All of the above online hazards are leading to a revolution of rebellion in which parents are refusing to bow to "the necessity" or "positives over the negatives" of their children owning a smartphone. They are even beginning to question their own "need" for them. Hence, the reason many are returning to cellphones that are "light or dumb," merely functional to send and receive calls.
Bottom line, parents and guardians should not and must not stick their heads in the sands of denial of online dangers and merely "do what the Joneses do" even if the whole world says, "All kids need smartphones."
As now retired FBI cyber expert Arnold Bell, who spent decades helping parents to protect kids from online predators, once said: "The internet is a great place, but there are certain parts of town you don't want to be."
It's fascinating that the study that found 6 in 10 parents text kids when dinner is ready also found that most kids, ages 6 to 18, couldn't identify older tech devices. When shown images of old gadgets, almost half were unable to identify a land line. Only 28% knew what a floppy disk was, and just 26% were able to name and explain how to use an answering machine.
I think another thing kids today would be hard pressed to identify is a family sitting down to dinner without electronics.

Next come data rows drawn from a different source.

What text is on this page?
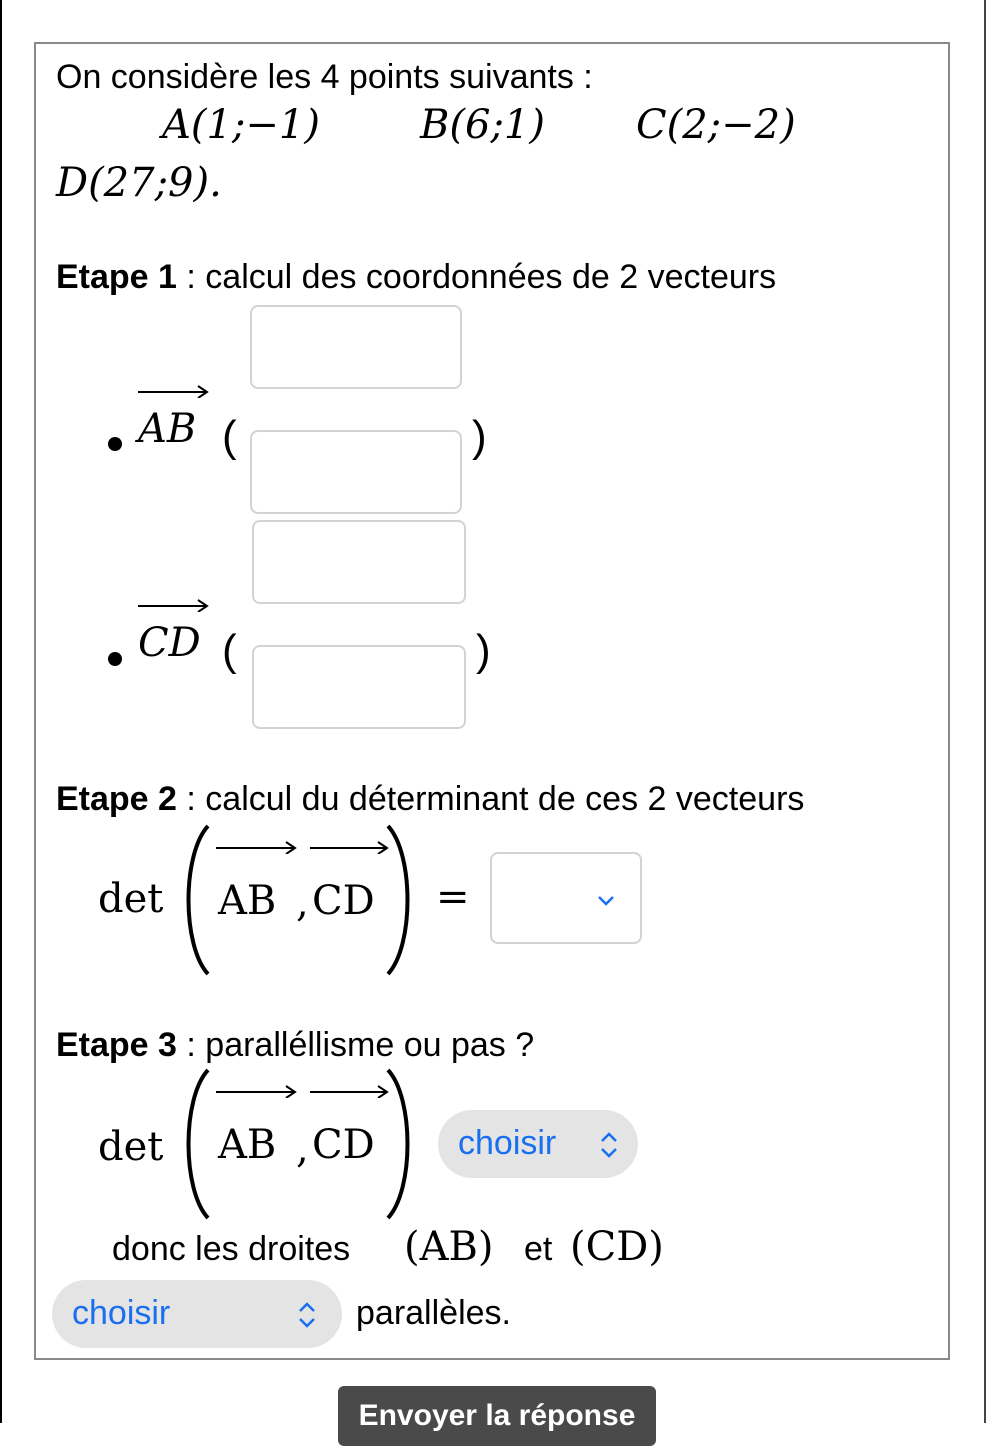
On considère les 4 points suivants :
A(1;−1)	B(6;1) C(2;−2)
D(27;9).
Etape 1 : calcul des coordonnées de 2 vecteurs
AB (	)
CD (	)
Etape 2 : calcul du déterminant de ces 2 vecteurs
det AB , CD =
Etape 3 : paralléllisme ou pas ?
det AB , CD choisir
donc les droites (AB) et (CD)
choisir	parallèles.
Envoyer la réponse
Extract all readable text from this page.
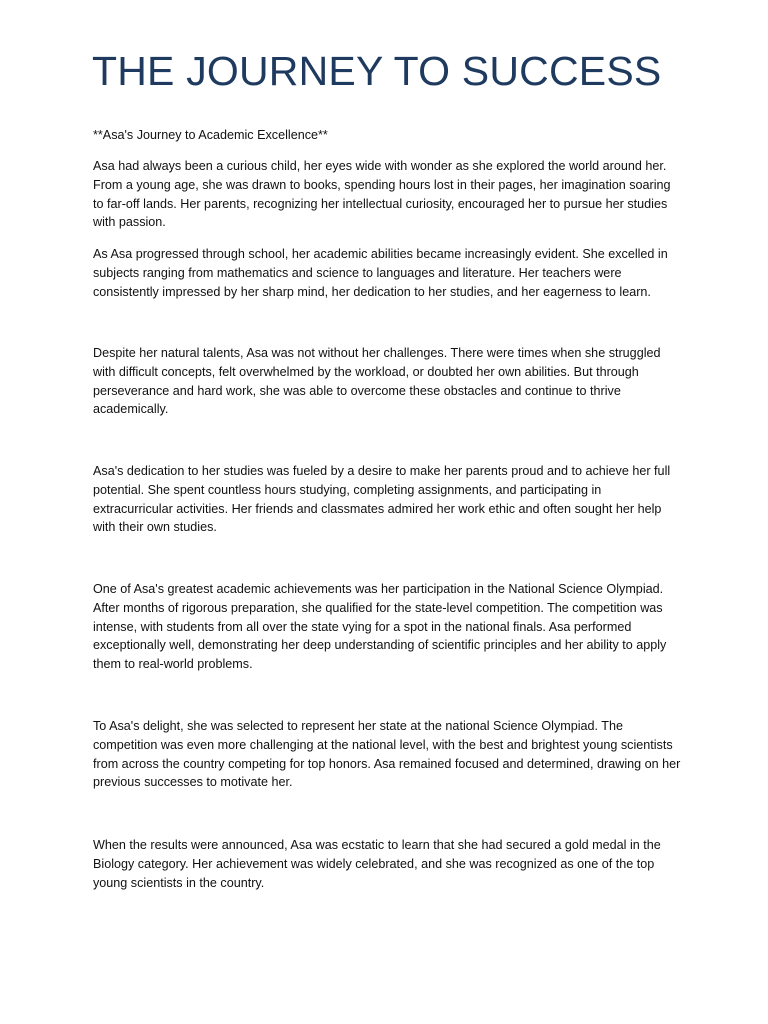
THE JOURNEY TO SUCCESS

**Asa's Journey to Academic Excellence**

Asa had always been a curious child, her eyes wide with wonder as she explored the world around her. From a young age, she was drawn to books, spending hours lost in their pages, her imagination soaring to far-off lands. Her parents, recognizing her intellectual curiosity, encouraged her to pursue her studies with passion.

As Asa progressed through school, her academic abilities became increasingly evident. She excelled in subjects ranging from mathematics and science to languages and literature. Her teachers were consistently impressed by her sharp mind, her dedication to her studies, and her eagerness to learn.

Despite her natural talents, Asa was not without her challenges. There were times when she struggled with difficult concepts, felt overwhelmed by the workload, or doubted her own abilities. But through perseverance and hard work, she was able to overcome these obstacles and continue to thrive academically.

Asa's dedication to her studies was fueled by a desire to make her parents proud and to achieve her full potential. She spent countless hours studying, completing assignments, and participating in extracurricular activities. Her friends and classmates admired her work ethic and often sought her help with their own studies.

One of Asa's greatest academic achievements was her participation in the National Science Olympiad. After months of rigorous preparation, she qualified for the state-level competition. The competition was intense, with students from all over the state vying for a spot in the national finals. Asa performed exceptionally well, demonstrating her deep understanding of scientific principles and her ability to apply them to real-world problems.

To Asa's delight, she was selected to represent her state at the national Science Olympiad. The competition was even more challenging at the national level, with the best and brightest young scientists from across the country competing for top honors. Asa remained focused and determined, drawing on her previous successes to motivate her.

When the results were announced, Asa was ecstatic to learn that she had secured a gold medal in the Biology category. Her achievement was widely celebrated, and she was recognized as one of the top young scientists in the country.
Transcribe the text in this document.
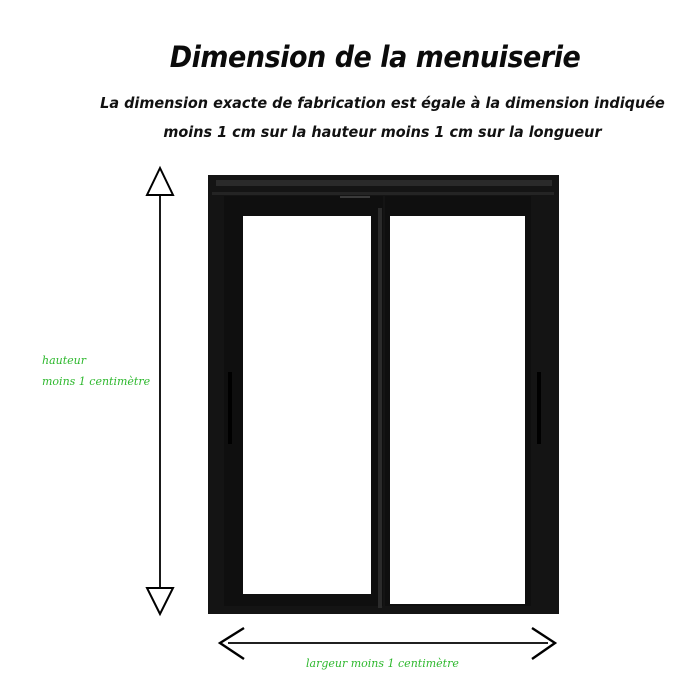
Dimension de la menuiserie
La dimension exacte de fabrication est égale à la dimension indiquée
moins 1 cm sur la hauteur moins 1 cm sur la longueur
hauteur
moins 1 centimètre
largeur moins 1 centimètre
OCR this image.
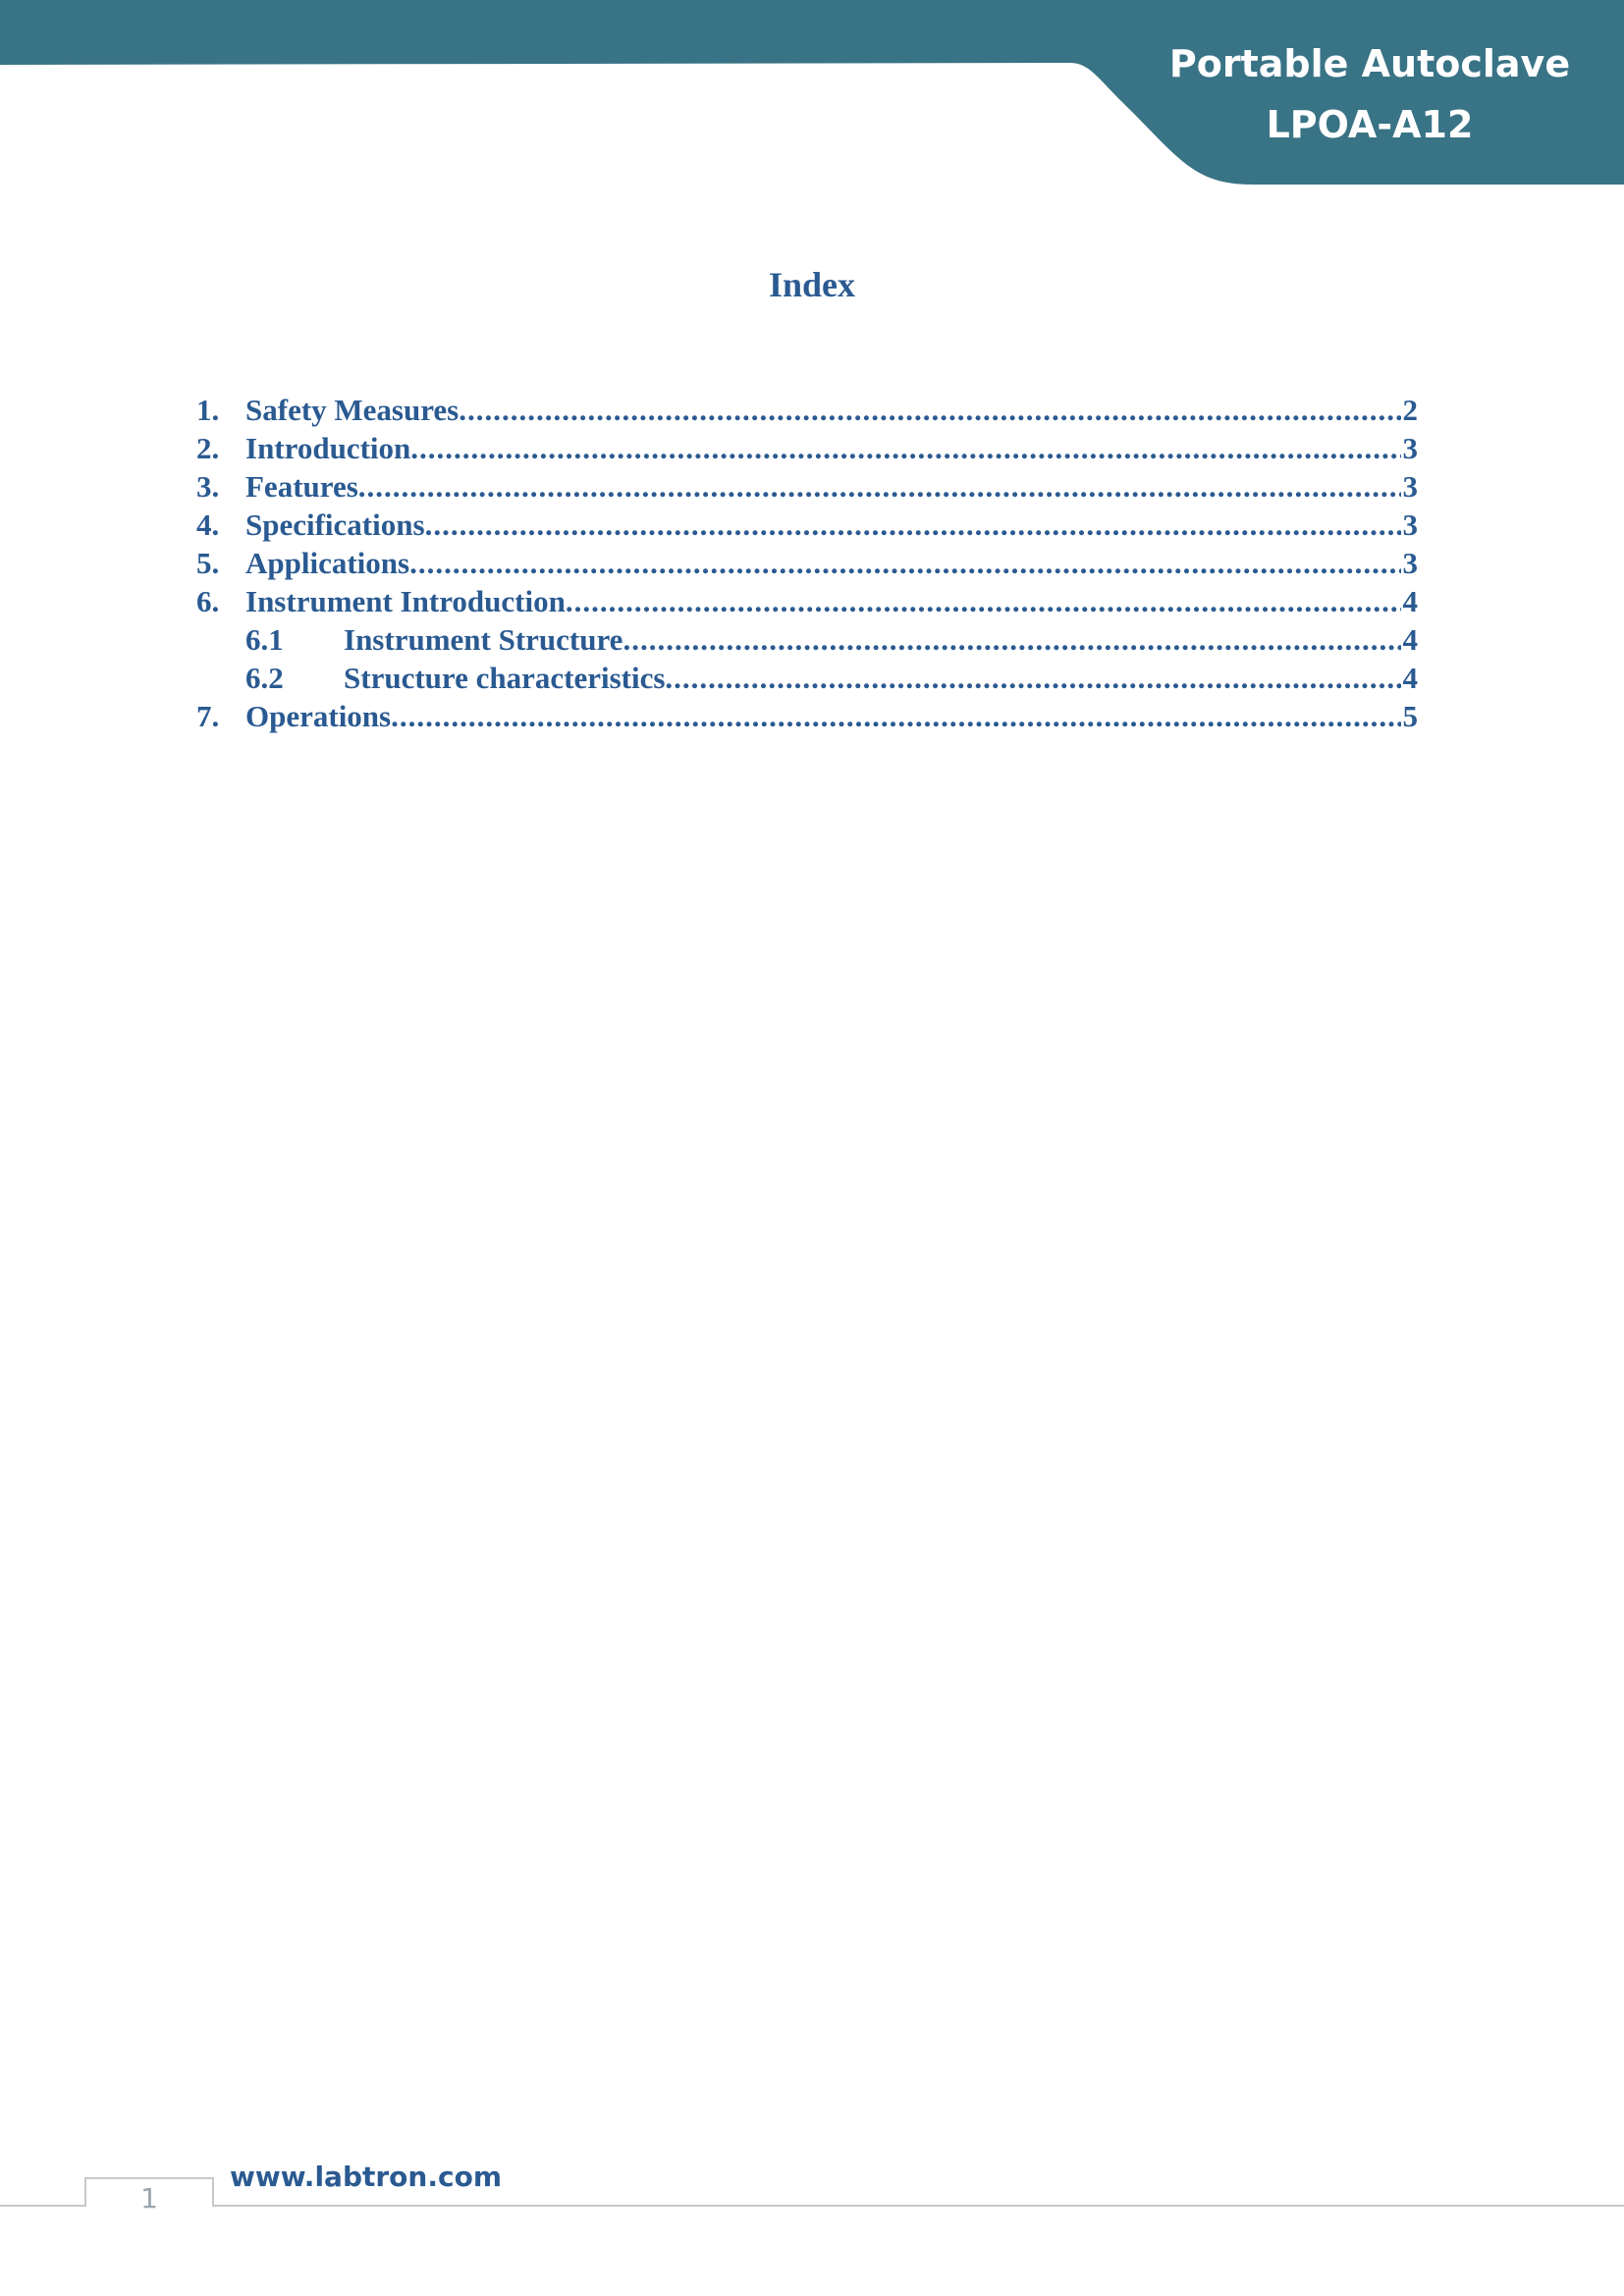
Portable Autoclave
LPOA-A12
Index
1. Safety Measures .....	2
2. Introduction .....	3
3. Features .....	3
4. Specifications .....	3
5. Applications .....	3
6. Instrument Introduction .....	4
6.1	Instrument Structure .....	4
6.2	Structure characteristics .....	4
7. Operations .....	5
1
www.labtron.com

Yet, a survey commissioned by The Honey Baked Ham Company and conducted by OnePoll found that for nearly half (49%) polled, having a family dinner together is an "important way to connect" over a meal. Shared dinners were also good for "making memories (46%), learning more about their family in general (46%), and continuing family traditions (45%)."
Maybe what parents and kids need to do is together watch a pre-digital, age-old episode of "Leave It to Beaver," where the family is sitting down to dinner every evening and talking about their day. My wife, Gena, and I believe that is the best training for social skills – it's called parental modeling. Here's a great old reel about the "Traditional Family Dinner."
I may sound old fashioned, but I think Ronald Reagan was right when he said, "All great change in America begins at the dinner table."